No system is perfectly secure. In the event of a personal data breach that is likely to result in a risk to your rights and freedoms, we will notify the UK Information Commissioner's Office within 72 hours where required, and notify affected users without undue delay.

12. Children

The Service is not intended for anyone under 18 years old. We do not knowingly collect personal data from minors. If you believe a minor has provided us with personal data, email us and we will delete it.

13. International data transfers

Our processors (Supabase, Resend, Cloudflare R2, Vercel, and our news data providers) operate data centres in the United Kingdom, the European Union, and the United States. Your data may be transferred to or processed in any of these regions during normal operation of the Service.

Formal cross-border transfer documentation (UK International Data Transfer Agreement, EU Standard Contractual Clauses, and any required processor data-processing agreements) has not yet been finalized and will be put in place before any paid subscription is offered. Each processor we use publishes its own transfer-safeguard programme; by using the Service during beta you acknowledge that data may move between these regions under those processor-level programmes.
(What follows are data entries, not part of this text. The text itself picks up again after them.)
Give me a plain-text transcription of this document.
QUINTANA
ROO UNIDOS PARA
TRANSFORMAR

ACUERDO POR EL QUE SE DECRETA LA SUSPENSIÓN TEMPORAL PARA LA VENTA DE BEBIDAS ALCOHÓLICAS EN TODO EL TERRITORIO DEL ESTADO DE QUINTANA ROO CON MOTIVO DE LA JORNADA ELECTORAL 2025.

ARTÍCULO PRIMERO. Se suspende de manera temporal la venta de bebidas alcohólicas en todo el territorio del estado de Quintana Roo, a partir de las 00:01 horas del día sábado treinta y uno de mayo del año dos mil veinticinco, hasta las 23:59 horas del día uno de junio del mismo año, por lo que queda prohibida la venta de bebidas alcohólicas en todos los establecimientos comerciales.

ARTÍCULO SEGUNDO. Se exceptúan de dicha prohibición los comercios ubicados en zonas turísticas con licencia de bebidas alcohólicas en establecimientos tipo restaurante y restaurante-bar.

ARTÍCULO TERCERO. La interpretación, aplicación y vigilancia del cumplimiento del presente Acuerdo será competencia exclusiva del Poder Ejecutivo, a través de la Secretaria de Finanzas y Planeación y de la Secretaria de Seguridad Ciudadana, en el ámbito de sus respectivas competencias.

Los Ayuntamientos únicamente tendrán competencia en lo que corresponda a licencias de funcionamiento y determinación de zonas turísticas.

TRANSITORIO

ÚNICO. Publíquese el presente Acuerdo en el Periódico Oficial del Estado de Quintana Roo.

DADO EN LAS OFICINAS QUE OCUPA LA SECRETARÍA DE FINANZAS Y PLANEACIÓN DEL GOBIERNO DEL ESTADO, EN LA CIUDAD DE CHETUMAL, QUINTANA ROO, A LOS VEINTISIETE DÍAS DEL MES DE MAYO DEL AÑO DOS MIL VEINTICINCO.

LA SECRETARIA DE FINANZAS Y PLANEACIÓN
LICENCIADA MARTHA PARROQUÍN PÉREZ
14. Changes to this policy

We may update this Privacy Policy from time to time. For material changes we will notify registered users by email and update the "last updated" date below. We encourage you to review this page periodically.

15. Contact and complaints

For any privacy question or to exercise a right, email hello@edgebeacon.pro.

UK users who are not satisfied with our response have the right to lodge a complaint with the Information Commissioner's Office (ICO), the UK's supervisory authority for data-protection matters, at ico.org.uk. EEA users may complain to their local data-protection authority. We would, however, appreciate the chance to address your concerns first.